I've written about the Precautionary Principle before. With that title it was adopted at the 1992 Rio conference on climate, and it has been used a great deal by proponents of the need to 'combat climate change' internationally. Built into it is Pascal's Wager about the correctness of believing in God, and it has analogies in the medical precept 'first do no harm'. I didn't like it when I first came across it, partly because it was dressed up as a 'principle' and partly because of the capital letters, which suggested importance and longevity.
I've come across a most interesting paper by Max More, an English philosopher and futurist, which offers instead a 'proactionary principle'. There's a lot in it, and it's well worth reading. I'll discuss his alternative in a later post, but use this one to show his demolition of the precautionary principle. It is clear and accessible.
'The precautionary principle has at least six major weak spots. It serves us badly by:
- assuming worst-case scenarios
- distracting attention from established threats to health, especially natural risks
- assuming that the effects of regulation and restriction are all positive or neutral, never negative
- ignoring potential benefits of technology and inherently favoring nature over humanity
- illegitimately shifting the burden of proof and unfavorably positioning the proponent of the activity
- conflicting with more balanced, common-law approaches to risk and harm.
First, the precautionary principle always assumes worst-case scenarios. Any release of chemicals into the environment might initiate a chain of events leading to a disaster. Genetically modified organisms might cause unanticipated, serious, and irreversible problems. By imagining the proposed technology or project primarily in a worst-case scenario, while assuming that refraining from action will have no disastrous consequences, the adherents of the principle immediately tilt the playing field in their favor.
Second, the precautionary principle ignores background risk, distracting our attention from established dangers to health. Nature itself brings with it a risk of harms such as infection, hunger, famine, and environmental disruption. We should apply our limited resources first to major risks that we know are real, not merely hypothetical. The more we attend to merely hypothetical threats to health and environment, the less money, time, and effort will remain to deal with substantial health problems that are highly probable or thoroughly established. The principle errs in focusing on future technological harms that might occur, while ignoring natural risks that are actually occurring.
Third, adherents of the precautionary principle assume that proposed regulations and restrictions will cause no harm to health. Yet the very application of the principle itself can endanger our health. Consider, for instance, the consistent correlation between the health of a nation's citizens and their standard of living. Widespread application of the precautionary principle, by hampering economic activity, will tend to reduce living standards and thereby worsen health. In addition, major efforts to eliminate small, speculative risks can unleash far greater and more likely harms.

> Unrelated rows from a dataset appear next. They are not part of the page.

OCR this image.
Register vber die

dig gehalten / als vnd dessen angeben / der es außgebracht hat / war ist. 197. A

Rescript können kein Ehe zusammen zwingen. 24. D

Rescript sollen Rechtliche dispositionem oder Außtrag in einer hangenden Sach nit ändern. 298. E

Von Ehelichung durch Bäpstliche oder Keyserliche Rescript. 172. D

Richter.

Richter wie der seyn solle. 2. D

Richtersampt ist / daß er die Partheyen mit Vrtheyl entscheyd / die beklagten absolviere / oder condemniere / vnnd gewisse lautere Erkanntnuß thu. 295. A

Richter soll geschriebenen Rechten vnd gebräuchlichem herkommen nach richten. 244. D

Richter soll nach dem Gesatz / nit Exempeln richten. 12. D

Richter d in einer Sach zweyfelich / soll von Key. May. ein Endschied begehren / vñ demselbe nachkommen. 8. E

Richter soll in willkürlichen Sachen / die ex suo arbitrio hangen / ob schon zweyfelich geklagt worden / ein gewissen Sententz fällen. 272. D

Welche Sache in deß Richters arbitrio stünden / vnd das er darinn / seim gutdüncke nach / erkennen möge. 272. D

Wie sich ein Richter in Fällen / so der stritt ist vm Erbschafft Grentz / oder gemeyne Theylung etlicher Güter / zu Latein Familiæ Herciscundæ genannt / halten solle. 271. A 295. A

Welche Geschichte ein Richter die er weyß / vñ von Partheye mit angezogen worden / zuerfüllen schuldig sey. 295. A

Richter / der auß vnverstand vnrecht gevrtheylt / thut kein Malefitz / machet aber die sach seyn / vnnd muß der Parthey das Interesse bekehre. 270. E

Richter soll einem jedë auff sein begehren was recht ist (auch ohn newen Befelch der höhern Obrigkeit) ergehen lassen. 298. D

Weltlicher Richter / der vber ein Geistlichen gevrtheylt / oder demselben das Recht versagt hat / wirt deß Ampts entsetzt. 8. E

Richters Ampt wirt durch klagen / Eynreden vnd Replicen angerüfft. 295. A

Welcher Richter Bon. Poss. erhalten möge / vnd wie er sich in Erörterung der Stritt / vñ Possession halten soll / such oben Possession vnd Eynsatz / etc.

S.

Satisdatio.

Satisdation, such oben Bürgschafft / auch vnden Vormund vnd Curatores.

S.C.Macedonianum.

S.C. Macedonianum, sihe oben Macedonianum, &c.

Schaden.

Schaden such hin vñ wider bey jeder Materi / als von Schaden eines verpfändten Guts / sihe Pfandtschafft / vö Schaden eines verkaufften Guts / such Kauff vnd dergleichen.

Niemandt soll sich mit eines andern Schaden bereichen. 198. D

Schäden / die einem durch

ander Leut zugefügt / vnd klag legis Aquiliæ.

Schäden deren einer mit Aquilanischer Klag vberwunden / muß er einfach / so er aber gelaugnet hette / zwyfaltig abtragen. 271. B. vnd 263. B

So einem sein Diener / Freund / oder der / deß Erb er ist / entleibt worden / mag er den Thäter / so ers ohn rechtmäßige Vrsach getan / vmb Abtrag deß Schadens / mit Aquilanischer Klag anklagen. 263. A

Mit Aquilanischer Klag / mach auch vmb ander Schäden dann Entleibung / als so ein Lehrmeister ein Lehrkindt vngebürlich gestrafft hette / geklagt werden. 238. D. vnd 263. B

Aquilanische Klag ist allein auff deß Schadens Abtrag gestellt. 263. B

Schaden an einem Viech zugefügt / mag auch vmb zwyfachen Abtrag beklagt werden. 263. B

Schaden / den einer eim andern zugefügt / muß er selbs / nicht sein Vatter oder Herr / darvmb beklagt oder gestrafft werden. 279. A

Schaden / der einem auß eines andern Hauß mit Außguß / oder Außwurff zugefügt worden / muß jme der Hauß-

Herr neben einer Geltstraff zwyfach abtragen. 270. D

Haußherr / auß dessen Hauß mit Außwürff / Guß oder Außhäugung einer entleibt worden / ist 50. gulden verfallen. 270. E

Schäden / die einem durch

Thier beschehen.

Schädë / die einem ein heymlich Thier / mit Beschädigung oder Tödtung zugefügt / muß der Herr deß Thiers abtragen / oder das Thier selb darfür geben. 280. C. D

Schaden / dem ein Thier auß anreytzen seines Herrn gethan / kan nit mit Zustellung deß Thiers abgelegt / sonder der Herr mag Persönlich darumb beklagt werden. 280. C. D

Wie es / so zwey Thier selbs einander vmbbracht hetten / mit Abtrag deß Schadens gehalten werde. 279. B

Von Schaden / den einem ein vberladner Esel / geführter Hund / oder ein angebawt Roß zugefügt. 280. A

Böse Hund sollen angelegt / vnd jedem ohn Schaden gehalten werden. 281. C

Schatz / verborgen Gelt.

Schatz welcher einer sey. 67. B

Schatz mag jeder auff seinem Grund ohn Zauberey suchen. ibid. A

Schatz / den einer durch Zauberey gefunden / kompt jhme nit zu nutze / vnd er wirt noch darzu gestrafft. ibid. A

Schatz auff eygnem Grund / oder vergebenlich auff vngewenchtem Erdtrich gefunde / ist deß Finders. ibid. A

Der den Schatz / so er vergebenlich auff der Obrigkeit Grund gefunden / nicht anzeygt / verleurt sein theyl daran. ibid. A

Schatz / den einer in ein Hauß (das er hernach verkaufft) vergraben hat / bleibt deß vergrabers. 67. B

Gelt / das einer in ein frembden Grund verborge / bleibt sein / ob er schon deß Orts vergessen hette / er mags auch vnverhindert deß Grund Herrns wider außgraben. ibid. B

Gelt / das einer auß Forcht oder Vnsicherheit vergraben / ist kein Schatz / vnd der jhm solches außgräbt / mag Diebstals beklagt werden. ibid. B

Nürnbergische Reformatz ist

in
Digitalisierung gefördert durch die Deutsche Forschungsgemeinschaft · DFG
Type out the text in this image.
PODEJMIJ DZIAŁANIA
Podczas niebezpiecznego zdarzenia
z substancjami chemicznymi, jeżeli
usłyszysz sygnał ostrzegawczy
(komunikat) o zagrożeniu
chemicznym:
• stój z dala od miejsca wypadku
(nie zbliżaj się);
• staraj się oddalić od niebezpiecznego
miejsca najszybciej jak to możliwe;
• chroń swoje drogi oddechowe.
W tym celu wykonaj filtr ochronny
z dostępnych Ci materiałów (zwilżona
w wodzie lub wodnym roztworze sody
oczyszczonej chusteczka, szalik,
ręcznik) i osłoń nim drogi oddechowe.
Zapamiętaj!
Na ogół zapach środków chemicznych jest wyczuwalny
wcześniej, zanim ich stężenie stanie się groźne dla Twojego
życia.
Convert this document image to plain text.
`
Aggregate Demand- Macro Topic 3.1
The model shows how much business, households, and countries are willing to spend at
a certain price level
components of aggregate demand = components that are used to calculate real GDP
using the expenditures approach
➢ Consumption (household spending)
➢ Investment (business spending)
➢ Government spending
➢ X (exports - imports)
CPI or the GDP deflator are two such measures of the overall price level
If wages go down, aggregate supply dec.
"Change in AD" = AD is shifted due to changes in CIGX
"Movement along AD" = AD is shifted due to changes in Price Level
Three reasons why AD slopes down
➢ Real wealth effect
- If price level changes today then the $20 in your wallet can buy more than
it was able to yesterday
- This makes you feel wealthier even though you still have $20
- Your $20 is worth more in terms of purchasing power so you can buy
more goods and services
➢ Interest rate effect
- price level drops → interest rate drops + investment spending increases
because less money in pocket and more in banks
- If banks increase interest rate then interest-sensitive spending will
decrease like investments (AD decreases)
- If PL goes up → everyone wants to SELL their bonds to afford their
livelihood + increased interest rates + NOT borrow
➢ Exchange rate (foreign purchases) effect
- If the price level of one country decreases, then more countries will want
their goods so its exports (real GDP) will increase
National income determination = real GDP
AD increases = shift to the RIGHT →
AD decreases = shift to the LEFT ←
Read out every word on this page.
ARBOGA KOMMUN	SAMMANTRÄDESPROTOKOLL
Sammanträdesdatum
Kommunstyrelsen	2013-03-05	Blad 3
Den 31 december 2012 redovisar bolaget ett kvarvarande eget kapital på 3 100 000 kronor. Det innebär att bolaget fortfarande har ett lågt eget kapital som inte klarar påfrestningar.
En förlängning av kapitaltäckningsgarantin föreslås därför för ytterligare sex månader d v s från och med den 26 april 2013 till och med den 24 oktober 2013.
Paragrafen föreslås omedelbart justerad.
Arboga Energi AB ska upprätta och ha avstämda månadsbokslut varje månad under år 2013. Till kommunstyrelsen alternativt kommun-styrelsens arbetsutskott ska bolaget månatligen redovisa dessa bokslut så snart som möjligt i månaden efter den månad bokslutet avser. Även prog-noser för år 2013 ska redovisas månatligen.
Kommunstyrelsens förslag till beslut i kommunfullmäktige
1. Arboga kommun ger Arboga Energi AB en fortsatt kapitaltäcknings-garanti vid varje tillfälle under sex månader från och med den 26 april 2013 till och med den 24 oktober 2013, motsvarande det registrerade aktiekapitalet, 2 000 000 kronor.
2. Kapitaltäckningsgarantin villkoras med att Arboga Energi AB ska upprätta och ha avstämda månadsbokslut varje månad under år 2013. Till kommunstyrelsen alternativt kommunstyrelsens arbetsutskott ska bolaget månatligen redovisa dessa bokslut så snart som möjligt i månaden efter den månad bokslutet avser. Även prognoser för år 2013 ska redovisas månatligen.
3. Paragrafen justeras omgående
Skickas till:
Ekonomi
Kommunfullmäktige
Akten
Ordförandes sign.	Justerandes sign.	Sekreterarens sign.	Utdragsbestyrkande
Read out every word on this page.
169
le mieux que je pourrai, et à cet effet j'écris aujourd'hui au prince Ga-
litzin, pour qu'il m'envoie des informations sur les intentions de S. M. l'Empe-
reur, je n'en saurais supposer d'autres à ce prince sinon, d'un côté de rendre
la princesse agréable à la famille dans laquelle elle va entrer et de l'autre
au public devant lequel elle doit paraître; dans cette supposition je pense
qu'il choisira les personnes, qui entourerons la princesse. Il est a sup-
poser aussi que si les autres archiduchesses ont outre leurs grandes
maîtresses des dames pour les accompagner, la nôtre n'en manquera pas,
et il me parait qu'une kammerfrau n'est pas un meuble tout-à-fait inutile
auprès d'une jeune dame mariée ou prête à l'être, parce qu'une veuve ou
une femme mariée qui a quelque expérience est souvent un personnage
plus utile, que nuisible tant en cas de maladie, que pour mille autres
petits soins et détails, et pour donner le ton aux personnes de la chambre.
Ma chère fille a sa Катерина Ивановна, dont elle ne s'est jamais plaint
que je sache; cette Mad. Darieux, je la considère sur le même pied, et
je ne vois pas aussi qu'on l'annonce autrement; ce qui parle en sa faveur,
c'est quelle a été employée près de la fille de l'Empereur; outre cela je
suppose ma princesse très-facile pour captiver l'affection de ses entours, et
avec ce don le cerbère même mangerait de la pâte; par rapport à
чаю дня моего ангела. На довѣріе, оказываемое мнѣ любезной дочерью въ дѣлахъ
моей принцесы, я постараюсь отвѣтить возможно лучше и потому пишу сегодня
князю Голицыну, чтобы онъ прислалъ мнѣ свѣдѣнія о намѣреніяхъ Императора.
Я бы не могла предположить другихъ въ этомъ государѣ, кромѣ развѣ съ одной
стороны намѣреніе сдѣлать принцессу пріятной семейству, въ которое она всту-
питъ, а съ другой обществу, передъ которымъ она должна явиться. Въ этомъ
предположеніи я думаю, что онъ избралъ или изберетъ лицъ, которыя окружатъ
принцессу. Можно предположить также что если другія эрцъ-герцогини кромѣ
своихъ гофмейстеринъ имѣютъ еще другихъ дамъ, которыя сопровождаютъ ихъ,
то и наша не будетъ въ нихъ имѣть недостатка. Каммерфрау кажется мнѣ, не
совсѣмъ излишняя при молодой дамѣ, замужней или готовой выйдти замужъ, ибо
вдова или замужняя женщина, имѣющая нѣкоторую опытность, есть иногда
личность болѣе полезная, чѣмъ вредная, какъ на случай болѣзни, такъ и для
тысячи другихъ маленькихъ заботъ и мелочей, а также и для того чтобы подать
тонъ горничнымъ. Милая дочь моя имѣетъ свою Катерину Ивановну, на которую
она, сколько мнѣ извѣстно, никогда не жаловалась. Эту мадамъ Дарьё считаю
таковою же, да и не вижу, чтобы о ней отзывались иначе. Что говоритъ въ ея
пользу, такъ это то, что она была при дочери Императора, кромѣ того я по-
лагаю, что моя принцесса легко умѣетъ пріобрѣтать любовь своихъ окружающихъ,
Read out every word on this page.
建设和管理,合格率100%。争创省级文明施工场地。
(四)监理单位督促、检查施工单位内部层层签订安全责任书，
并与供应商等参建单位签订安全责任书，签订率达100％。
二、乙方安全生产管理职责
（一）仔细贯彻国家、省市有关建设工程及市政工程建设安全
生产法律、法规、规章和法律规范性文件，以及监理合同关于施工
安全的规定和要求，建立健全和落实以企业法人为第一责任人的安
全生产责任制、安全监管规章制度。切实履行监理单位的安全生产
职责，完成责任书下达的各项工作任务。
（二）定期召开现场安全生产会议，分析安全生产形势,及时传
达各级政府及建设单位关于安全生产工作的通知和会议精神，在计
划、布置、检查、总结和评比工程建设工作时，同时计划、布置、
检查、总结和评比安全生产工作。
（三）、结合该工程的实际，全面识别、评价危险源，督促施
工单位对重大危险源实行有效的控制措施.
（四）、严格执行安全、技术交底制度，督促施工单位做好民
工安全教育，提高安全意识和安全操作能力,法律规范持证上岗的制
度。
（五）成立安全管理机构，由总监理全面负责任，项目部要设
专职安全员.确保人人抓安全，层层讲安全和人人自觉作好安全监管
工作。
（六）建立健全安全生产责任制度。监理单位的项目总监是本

Fourth, the precautionary principle fails to treat natural and human threats on the same basis. Users of the principle routinely ignore the potential benefits of technology, in effect favoring nature over humanity. The principle does not account for the fact that the risks created by technological stagnation are at least as real as those of technological advancement. As biochemist Bruce Ames of UCLA has demonstrated, almost all of our exposure to dangerous chemicals comes in the form of natural chemicals. Yet fear and attention are primarily directed toward synthetic chemicals. A particular chemical has the same effects regardless of whether its source is natural or synthetic. Despite this, scientifically unsound activists treat human-derived chemicals as guilty until proven innocent, and naturally occurring chemicals as innocent or insignificant.
Fifth, the precautionary principle illegitimately shifts the burden of proof by positioning advocates of proposed activities or new technologies as reckless, in contrast with the 'responsible' advocates of 'precaution'. The content - even the very name - of the precautionary principle positions environmental activists and Luddites as friends and protectors of the common person. The innovators are made to prove safety, having already been portrayed as indifferent to the common good and interested only in profiting.
Having illegitimately shifted the burden of proof, activists can impose their values without troubling themselves with evidence and without taking responsibility for the results of overly-precautious policies. For example, the Environmental Working Group opposed the use of pesticides, speculating about possible carcinogenic effects of trace amounts of their residues. They do not seem to have taken into account the probability that restricting pesticides would increase cancer rates.
Activists get away with the burden of proof trick by managing perceptions of risk instead of examining the real risks. This move is particularly dangerous because we have limited resources to address a multitude of risks. We cannot afford to make decisions driven by manipulated perceptions. It's crucial that we rely on a comprehensive, scientifically grounded perspective when choosing which risks have the strongest claim on our attention.
Sixth, and finally, the precautionary principle conflicts with the more balanced approach to risk and harm derived from common law. Common law holds us liable for injuries we cause, our liability being proportionate with the degree of foreseeable risk. By contrast, the precautionary principle dismisses liability and acts like a preliminary injunction, but without the involvement of a court, without the burden of proof, and without taking responsibility for harm caused by the injunction.'
When I read this summary, I offered the ultimate compliment: I wish I'd written that!